Das Cover hat mich zuerst nicht so angesprochen, weil es ein bisschen altmodisch erschien und ich auch nicht ahnen konnte, was dahinter steckt. Doch jetzt, wo ich das Buch zugeklappt und ausgelesen habe, macht alles einen Sinn, und es passt einfach.

Ich muss sagen, Sophie Kinsella hat mit diesem Roman genau meinen Nerv getroffen, meinen Humor und mein Herz berührt. Und je mehr sich das Buch dem Ende näherte, hatte ich ein Satz im Kopf:

"Leben ist, was uns zustößt, während wir etwas ganz anderes geplant haben!"

Ich glaube, es gibt fast nichts, was das Buch besser beschreibt. Lara Lington, ein Charakter zum verlieben. Ein tollpatschiges Mädchen mit dem Gespür für perfektes Danebenbenehmen und Auffallen. Absolut liebenswürdig und mit Liebe zum Detail beschreit Kinsella ihre Protagonistin und schafft ein Mädchen wie dich und mich, dass sich mit dem Leben rumschlägt. Der Freund macht Schluss, von der besten Freundin im Stich gelassen, und dann noch ein Geist.

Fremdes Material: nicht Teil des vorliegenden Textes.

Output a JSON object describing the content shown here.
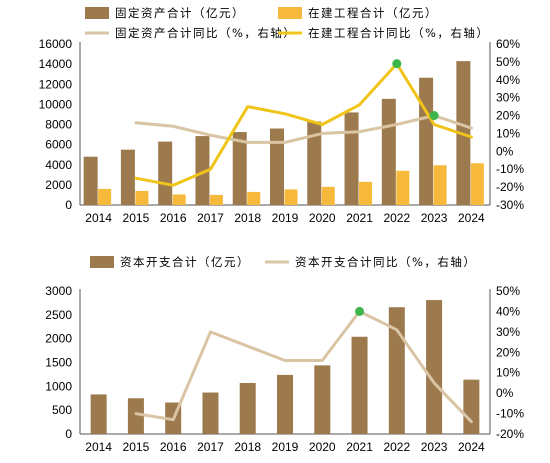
{
  "chart_data": [
    {
      "type": "bar",
      "categories": [
        "2014",
        "2015",
        "2016",
        "2017",
        "2018",
        "2019",
        "2020",
        "2021",
        "2022",
        "2023",
        "2024"
      ],
      "ylim_left": [
        0,
        16000
      ],
      "ylim_right": [
        -30,
        60
      ],
      "left_ticks": [
        "0",
        "2000",
        "4000",
        "6000",
        "8000",
        "10000",
        "12000",
        "14000",
        "16000"
      ],
      "right_ticks": [
        "-30%",
        "-20%",
        "-10%",
        "0%",
        "10%",
        "20%",
        "30%",
        "40%",
        "50%",
        "60%"
      ],
      "series": [
        {
          "name": "固定资产合计（亿元）",
          "kind": "bar",
          "axis": "left",
          "color": "#9c7a4e",
          "values": [
            4800,
            5500,
            6300,
            6850,
            7250,
            7600,
            8300,
            9200,
            10550,
            12650,
            14300
          ]
        },
        {
          "name": "在建工程合计（亿元）",
          "kind": "bar",
          "axis": "left",
          "color": "#f6b93b",
          "values": [
            1600,
            1400,
            1050,
            1000,
            1300,
            1550,
            1800,
            2300,
            3400,
            3950,
            4150
          ]
        },
        {
          "name": "固定资产合计同比（%，右轴）",
          "kind": "line",
          "axis": "right",
          "color": "#d9c4a3",
          "values": [
            null,
            16,
            14,
            9,
            5,
            5,
            10,
            11,
            15,
            20,
            13
          ]
        },
        {
          "name": "在建工程合计同比（%，右轴）",
          "kind": "line",
          "axis": "right",
          "color": "#f0c419",
          "values": [
            null,
            -15,
            -19,
            -10,
            25,
            21,
            15,
            26,
            49,
            15,
            8
          ]
        }
      ],
      "highlights": [
        {
          "series": 3,
          "index": 8,
          "color": "#3cb54a"
        },
        {
          "series": 2,
          "index": 9,
          "color": "#3cb54a"
        }
      ]
    },
    {
      "type": "bar",
      "categories": [
        "2014",
        "2015",
        "2016",
        "2017",
        "2018",
        "2019",
        "2020",
        "2021",
        "2022",
        "2023",
        "2024"
      ],
      "ylim_left": [
        0,
        3000
      ],
      "ylim_right": [
        -20,
        50
      ],
      "left_ticks": [
        "0",
        "500",
        "1000",
        "1500",
        "2000",
        "2500",
        "3000"
      ],
      "right_ticks": [
        "-20%",
        "-10%",
        "0%",
        "10%",
        "20%",
        "30%",
        "40%",
        "50%"
      ],
      "series": [
        {
          "name": "资本开支合计（亿元）",
          "kind": "bar",
          "axis": "left",
          "color": "#9c7a4e",
          "values": [
            830,
            750,
            660,
            870,
            1070,
            1240,
            1440,
            2040,
            2660,
            2810,
            1140
          ]
        },
        {
          "name": "资本开支合计同比（%，右轴）",
          "kind": "line",
          "axis": "right",
          "color": "#d9c4a3",
          "values": [
            null,
            -10,
            -13,
            30,
            23,
            16,
            16,
            40,
            31,
            5,
            -14
          ]
        }
      ],
      "highlights": [
        {
          "series": 1,
          "index": 7,
          "color": "#3cb54a"
        }
      ]
    }
  ]
}
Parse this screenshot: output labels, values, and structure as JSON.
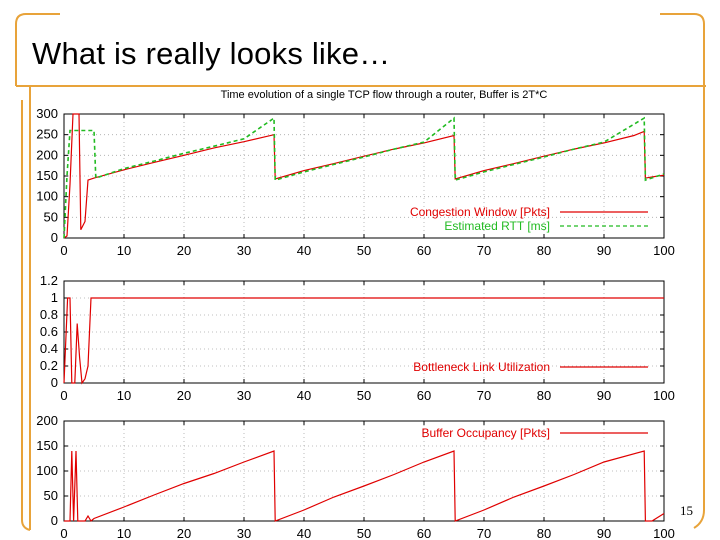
{
  "slide": {
    "title": "What is really looks like…",
    "page_number": "15",
    "accent_color": "#e8a33a"
  },
  "chart_data": [
    {
      "type": "line",
      "title": "Time evolution of a single TCP flow through a router, Buffer is 2T*C",
      "xlim": [
        0,
        100
      ],
      "ylim": [
        0,
        300
      ],
      "x_ticks": [
        0,
        10,
        20,
        30,
        40,
        50,
        60,
        70,
        80,
        90,
        100
      ],
      "y_ticks": [
        0,
        50,
        100,
        150,
        200,
        250,
        300
      ],
      "grid": true,
      "legend_position": "bottom-right",
      "series": [
        {
          "name": "Congestion Window [Pkts]",
          "color": "#e00000",
          "style": "solid",
          "points": [
            [
              0,
              0
            ],
            [
              0.5,
              5
            ],
            [
              1,
              130
            ],
            [
              1.5,
              300
            ],
            [
              2.5,
              300
            ],
            [
              2.8,
              20
            ],
            [
              3.5,
              40
            ],
            [
              4,
              140
            ],
            [
              5,
              145
            ],
            [
              10,
              165
            ],
            [
              15,
              183
            ],
            [
              20,
              200
            ],
            [
              25,
              218
            ],
            [
              30,
              233
            ],
            [
              35,
              250
            ],
            [
              35.2,
              143
            ],
            [
              40,
              163
            ],
            [
              45,
              180
            ],
            [
              50,
              198
            ],
            [
              55,
              215
            ],
            [
              60,
              230
            ],
            [
              65,
              248
            ],
            [
              65.2,
              143
            ],
            [
              70,
              163
            ],
            [
              75,
              180
            ],
            [
              80,
              198
            ],
            [
              85,
              215
            ],
            [
              90,
              230
            ],
            [
              95,
              248
            ],
            [
              96.7,
              258
            ],
            [
              96.9,
              145
            ],
            [
              99,
              150
            ],
            [
              100,
              152
            ]
          ]
        },
        {
          "name": "Estimated RTT     [ms]",
          "color": "#22bb22",
          "style": "dashed",
          "points": [
            [
              0,
              0
            ],
            [
              0.5,
              150
            ],
            [
              1,
              260
            ],
            [
              5,
              260
            ],
            [
              5.3,
              145
            ],
            [
              10,
              168
            ],
            [
              15,
              186
            ],
            [
              20,
              205
            ],
            [
              25,
              222
            ],
            [
              30,
              240
            ],
            [
              35,
              290
            ],
            [
              35.2,
              140
            ],
            [
              40,
              160
            ],
            [
              45,
              178
            ],
            [
              50,
              196
            ],
            [
              55,
              215
            ],
            [
              60,
              232
            ],
            [
              65,
              290
            ],
            [
              65.2,
              140
            ],
            [
              70,
              160
            ],
            [
              75,
              178
            ],
            [
              80,
              196
            ],
            [
              85,
              215
            ],
            [
              90,
              232
            ],
            [
              96.7,
              290
            ],
            [
              96.9,
              140
            ],
            [
              100,
              155
            ]
          ]
        }
      ]
    },
    {
      "type": "line",
      "xlim": [
        0,
        100
      ],
      "ylim": [
        0,
        1.2
      ],
      "x_ticks": [
        0,
        10,
        20,
        30,
        40,
        50,
        60,
        70,
        80,
        90,
        100
      ],
      "y_ticks": [
        0,
        0.2,
        0.4,
        0.6,
        0.8,
        1,
        1.2
      ],
      "grid": true,
      "legend_position": "bottom-right",
      "series": [
        {
          "name": "Bottleneck Link Utilization",
          "color": "#e00000",
          "style": "solid",
          "points": [
            [
              0,
              0
            ],
            [
              0.6,
              1
            ],
            [
              1,
              1
            ],
            [
              1.3,
              0
            ],
            [
              1.8,
              0
            ],
            [
              2.2,
              0.7
            ],
            [
              2.6,
              0.3
            ],
            [
              3,
              0
            ],
            [
              3.5,
              0.05
            ],
            [
              4,
              0.2
            ],
            [
              4.5,
              1
            ],
            [
              100,
              1
            ]
          ]
        }
      ]
    },
    {
      "type": "line",
      "xlim": [
        0,
        100
      ],
      "ylim": [
        0,
        200
      ],
      "x_ticks": [
        0,
        10,
        20,
        30,
        40,
        50,
        60,
        70,
        80,
        90,
        100
      ],
      "y_ticks": [
        0,
        50,
        100,
        150,
        200
      ],
      "grid": true,
      "legend_position": "top-right",
      "series": [
        {
          "name": "Buffer Occupancy [Pkts]",
          "color": "#e00000",
          "style": "solid",
          "points": [
            [
              0,
              0
            ],
            [
              1,
              0
            ],
            [
              1.3,
              140
            ],
            [
              1.6,
              0
            ],
            [
              2,
              140
            ],
            [
              2.3,
              0
            ],
            [
              3.5,
              0
            ],
            [
              4,
              10
            ],
            [
              4.5,
              0
            ],
            [
              5,
              5
            ],
            [
              10,
              28
            ],
            [
              15,
              52
            ],
            [
              20,
              75
            ],
            [
              25,
              95
            ],
            [
              30,
              118
            ],
            [
              35,
              140
            ],
            [
              35.2,
              0
            ],
            [
              40,
              22
            ],
            [
              45,
              48
            ],
            [
              50,
              70
            ],
            [
              55,
              93
            ],
            [
              60,
              118
            ],
            [
              65,
              140
            ],
            [
              65.2,
              0
            ],
            [
              70,
              22
            ],
            [
              75,
              48
            ],
            [
              80,
              70
            ],
            [
              85,
              93
            ],
            [
              90,
              118
            ],
            [
              96.7,
              140
            ],
            [
              96.9,
              0
            ],
            [
              98,
              0
            ],
            [
              100,
              15
            ]
          ]
        }
      ]
    }
  ]
}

Dieser Geist, Sadie, eine unglaubliche Person, die mir am Anfang unglaublich unsympathisch war. Was für eine Zicke und absolut den Charakter einer 105-jährigen, frustrierten alten Frau, die ihren Willen durchsetzen will. Doch, je mehr sich die beiden anfreunden, umso merkt man, dass Sadie nicht anders kann, denn sie kommt aus einer anderen Zeit und ist in 'friedlicher Mission'. Das sie mit dem Suchen nach der Kette, nicht nur ihre letzte Ruhe findet, sondern auch das von Lara auf den Kopf stellt, ist ihr nicht bewusst, und augenscheinlich auch egal. Doch, soviel Chaos sie auch verbreitet, umso stärker leitet sie hinterher alles in die richtigen Bahnen und gar nicht so egoistisch wie gedacht.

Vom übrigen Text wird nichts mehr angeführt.